Why do Namibia and South Africa have a minimal population yet uneven wealth distribution?
Namibia was referred to as Southwest Africa up until 1968. Its name derives from the Namib Desert, the oldest desert on Earth, dashing into the southern Atlantic coast and sharing borders with Zambia, Botswana, Angola, and South Africa. As is the case with most of Africa, various European invaders have taken advantage of Namibia since missionaries first arrived there in the middle of the 1800s.
The Germans conquered Walvis Bay, the nation’s only deep-water port, in 1878 and proclaimed South West Africa a colony in 1884. Germany launched a settlement programme and increased its military presence between 1904 and 1907. It was here that the twentieth century’s first genocide occurred. Almost 75,000 people, or 60% of the population, perished (Knight, 1989). Germany lost most of its African colonies at the end of the Second World War. It was at this time that the Namibian colonial master shifted sides; South Africa, which at the time was under white apartheid rule, took charge of the vast, arid land embedded with the Namib.
The apartheid system was precisely the same in Namibia since both countries at the time were one. The Boers controlled everything, while the blacks lived in servitude to them. Indigenous Namibians were a defeated people who had no say about their lives or future. They had no representation in international politics; the white minority government dictated everything. After over a century of being under the tutelage of colonialism, they gained independence on March 21, 1990. It is imperative to note that Namibia’s independence was not served on a silver platter; it was hardly fought. Hosea Kutako, Namibia’s true nationalist, fought tooth and nail for the freedom of the various ethnicities that make up present-day Namibia.
Namibia, like most of sub-Saharan Africa, is heterogeneous despite having barely three million people. It has eleven ethnic groups that speak different languages and are culturally dissimilar. Namibia defies the correlation that the fewer the numbers, the easier the distribution of wealth. The reverse is the case for Namibia. Given its small population and natural endowment, wealth distribution would have been far-reaching or less disproportionate. However, Namibia is one of the most unequal countries in the world. In fact, it is the second most unequal in wealth distribution in the world, behind South Africa, its sister country, whose economic and socio-political character bears the same foundation.
Apartheid rings home with South Africa, but not all are aware that Namibia at the time was part of South Africa; thus, the apartheid system included present-day Namibia. A little over 2,000 years ago, the San, also known as the Bushmen, were hunters and gatherers who lived throughout the area, while the Khoekhoen, also known as the Hottentots in early European nomenclature, were pastoralists who had primarily congregated along the coast. Around this period, Bantu-speaking agropastoralists started travelling from the eastern lowlands to the highlands in southern Africa. Complex political and material cultures have been documented at several archaeological sites.

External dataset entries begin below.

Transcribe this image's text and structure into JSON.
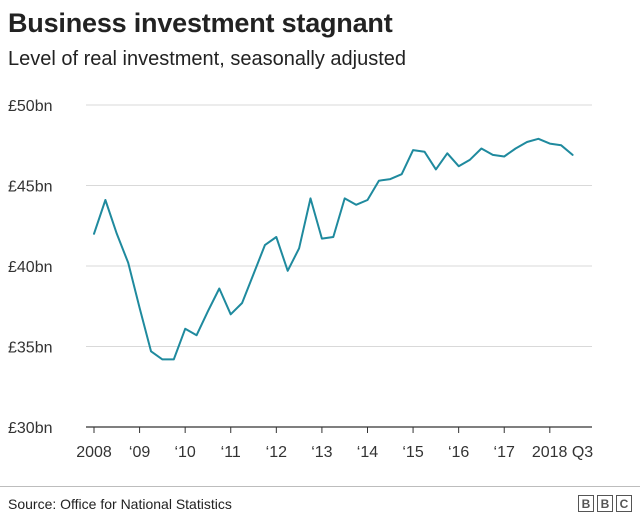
{
  "title": "Business investment stagnant",
  "subtitle": "Level of real investment, seasonally adjusted",
  "source": "Source: Office for National Statistics",
  "logo": {
    "letters": [
      "B",
      "B",
      "C"
    ],
    "color": "#555555"
  },
  "chart_data": {
    "type": "line",
    "title": "Business investment stagnant",
    "subtitle": "Level of real investment, seasonally adjusted",
    "xlabel": "",
    "ylabel": "",
    "grid": true,
    "legend": "none",
    "ylim": [
      30,
      50
    ],
    "yticks": [
      {
        "value": 50,
        "label": "£50bn"
      },
      {
        "value": 45,
        "label": "£45bn"
      },
      {
        "value": 40,
        "label": "£40bn"
      },
      {
        "value": 35,
        "label": "£35bn"
      },
      {
        "value": 30,
        "label": "£30bn"
      }
    ],
    "xlim": [
      2008,
      2018.75
    ],
    "xticks": [
      {
        "value": 2008,
        "label": "2008"
      },
      {
        "value": 2009,
        "label": "‘09"
      },
      {
        "value": 2010,
        "label": "‘10"
      },
      {
        "value": 2011,
        "label": "‘11"
      },
      {
        "value": 2012,
        "label": "‘12"
      },
      {
        "value": 2013,
        "label": "‘13"
      },
      {
        "value": 2014,
        "label": "‘14"
      },
      {
        "value": 2015,
        "label": "‘15"
      },
      {
        "value": 2016,
        "label": "‘16"
      },
      {
        "value": 2017,
        "label": "‘17"
      },
      {
        "value": 2018,
        "label": "2018 Q3"
      }
    ],
    "line_color": "#1f8a9e",
    "series": [
      {
        "name": "",
        "x": [
          "2008 Q1",
          "2008 Q2",
          "2008 Q3",
          "2008 Q4",
          "2009 Q1",
          "2009 Q2",
          "2009 Q3",
          "2009 Q4",
          "2010 Q1",
          "2010 Q2",
          "2010 Q3",
          "2010 Q4",
          "2011 Q1",
          "2011 Q2",
          "2011 Q3",
          "2011 Q4",
          "2012 Q1",
          "2012 Q2",
          "2012 Q3",
          "2012 Q4",
          "2013 Q1",
          "2013 Q2",
          "2013 Q3",
          "2013 Q4",
          "2014 Q1",
          "2014 Q2",
          "2014 Q3",
          "2014 Q4",
          "2015 Q1",
          "2015 Q2",
          "2015 Q3",
          "2015 Q4",
          "2016 Q1",
          "2016 Q2",
          "2016 Q3",
          "2016 Q4",
          "2017 Q1",
          "2017 Q2",
          "2017 Q3",
          "2017 Q4",
          "2018 Q1",
          "2018 Q2",
          "2018 Q3"
        ],
        "values": [
          42.0,
          44.1,
          42.0,
          40.2,
          37.4,
          34.7,
          34.2,
          34.2,
          36.1,
          35.7,
          37.2,
          38.6,
          37.0,
          37.7,
          39.5,
          41.3,
          41.8,
          39.7,
          41.1,
          44.2,
          41.7,
          41.8,
          44.2,
          43.8,
          44.1,
          45.3,
          45.4,
          45.7,
          47.2,
          47.1,
          46.0,
          47.0,
          46.2,
          46.6,
          47.3,
          46.9,
          46.8,
          47.3,
          47.7,
          47.9,
          47.6,
          47.5,
          46.9
        ]
      }
    ]
  }
}
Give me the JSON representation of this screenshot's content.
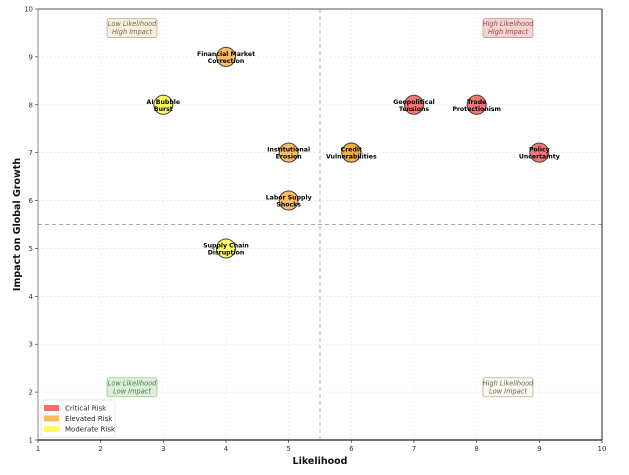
{
  "chart_data": {
    "type": "scatter",
    "title": "",
    "xlabel": "Likelihood",
    "ylabel": "Impact on Global Growth",
    "xlim": [
      1,
      10
    ],
    "ylim": [
      1,
      10
    ],
    "xticks": [
      1,
      2,
      3,
      4,
      5,
      6,
      7,
      8,
      9,
      10
    ],
    "yticks": [
      1,
      2,
      3,
      4,
      5,
      6,
      7,
      8,
      9,
      10
    ],
    "grid": true,
    "threshold_lines": {
      "x": 5.5,
      "y": 5.5
    },
    "categories": {
      "critical": {
        "name": "Critical Risk",
        "color": "#f0484a"
      },
      "elevated": {
        "name": "Elevated Risk",
        "color": "#f7a833"
      },
      "moderate": {
        "name": "Moderate Risk",
        "color": "#ffff33"
      }
    },
    "points": [
      {
        "label_lines": [
          "Financial Market",
          "Correction"
        ],
        "x": 4,
        "y": 9,
        "category": "elevated"
      },
      {
        "label_lines": [
          "AI Bubble",
          "Burst"
        ],
        "x": 3,
        "y": 8,
        "category": "moderate"
      },
      {
        "label_lines": [
          "Geopolitical",
          "Tensions"
        ],
        "x": 7,
        "y": 8,
        "category": "critical"
      },
      {
        "label_lines": [
          "Trade",
          "Protectionism"
        ],
        "x": 8,
        "y": 8,
        "category": "critical"
      },
      {
        "label_lines": [
          "Institutional",
          "Erosion"
        ],
        "x": 5,
        "y": 7,
        "category": "elevated"
      },
      {
        "label_lines": [
          "Credit",
          "Vulnerabilities"
        ],
        "x": 6,
        "y": 7,
        "category": "elevated",
        "overlap": true
      },
      {
        "label_lines": [
          "Policy",
          "Uncertainty"
        ],
        "x": 9,
        "y": 7,
        "category": "critical"
      },
      {
        "label_lines": [
          "Labor Supply",
          "Shocks"
        ],
        "x": 5,
        "y": 6,
        "category": "elevated"
      },
      {
        "label_lines": [
          "Supply Chain",
          "Disruption"
        ],
        "x": 4,
        "y": 5,
        "category": "moderate"
      }
    ],
    "quadrant_labels": [
      {
        "lines": [
          "Low Likelihood",
          "High Impact"
        ],
        "x": 2.5,
        "y": 9.6,
        "bg": "#f5efe0",
        "border": "#b8a880",
        "color": "#7a6a45"
      },
      {
        "lines": [
          "High Likelihood",
          "High Impact"
        ],
        "x": 8.5,
        "y": 9.6,
        "bg": "#f6d3d3",
        "border": "#c88a8a",
        "color": "#8a4b4b"
      },
      {
        "lines": [
          "Low Likelihood",
          "Low Impact"
        ],
        "x": 2.5,
        "y": 2.1,
        "bg": "#daf0d8",
        "border": "#8fc28a",
        "color": "#4b7a46"
      },
      {
        "lines": [
          "High Likelihood",
          "Low Impact"
        ],
        "x": 8.5,
        "y": 2.1,
        "bg": "#fbfaf2",
        "border": "#a8a080",
        "color": "#6a6045"
      }
    ],
    "legend": {
      "placement": "bottom-left",
      "entries": [
        "Critical Risk",
        "Elevated Risk",
        "Moderate Risk"
      ]
    }
  }
}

In 1652, the Dutch East India Company settled in Table Bay, making it the first European settlement. The mineral revolution reinstated white occupation and subsequent settlement. This further re-established their foothold on South African soil. The grasp on these minerals and other resources, as well as significant control by the white minority, made the black majority live in denial, or rather create a wide margin in the wealth distribution chain among South Africans. Now, the question is why Namibia and South Africa, two countries that used to be one country, are the centres of inequality in the world. This is where the European factor applies in both countries.
Europeans invaded and seized the geographical area now called South Africa and Namibia and imposed an apartheid system of government on the indigenous people. After apartheid was unsustainable following pressure from the world, they discontinued apartheid but retained all the lands and wealth chains of both countries. European Namibians and South Africans, descendants of Europeans (Afrikaans and Boers), make up barely 10% of both countries but control 70% of the wealth, thus widening the wealth distribution gap. Though apartheid has since ended, the retention of the centres of wealth, expertise, and capital never left the white minority. Consequentially, the wealth disparity in both countries widened as a result.
However dignifying, Nelson Mandela’s forgiveness and reconciliation project lacked merit in the face of economic reality. As the old saying goes, “If wishes were horses, beggars would ride.” It takes more than just being good to run a country. Forgiveness is a weak approach to a problem involving the masses. Retribution in the face of injustice should be a requisite or inescapable, without which injustice may never prevail.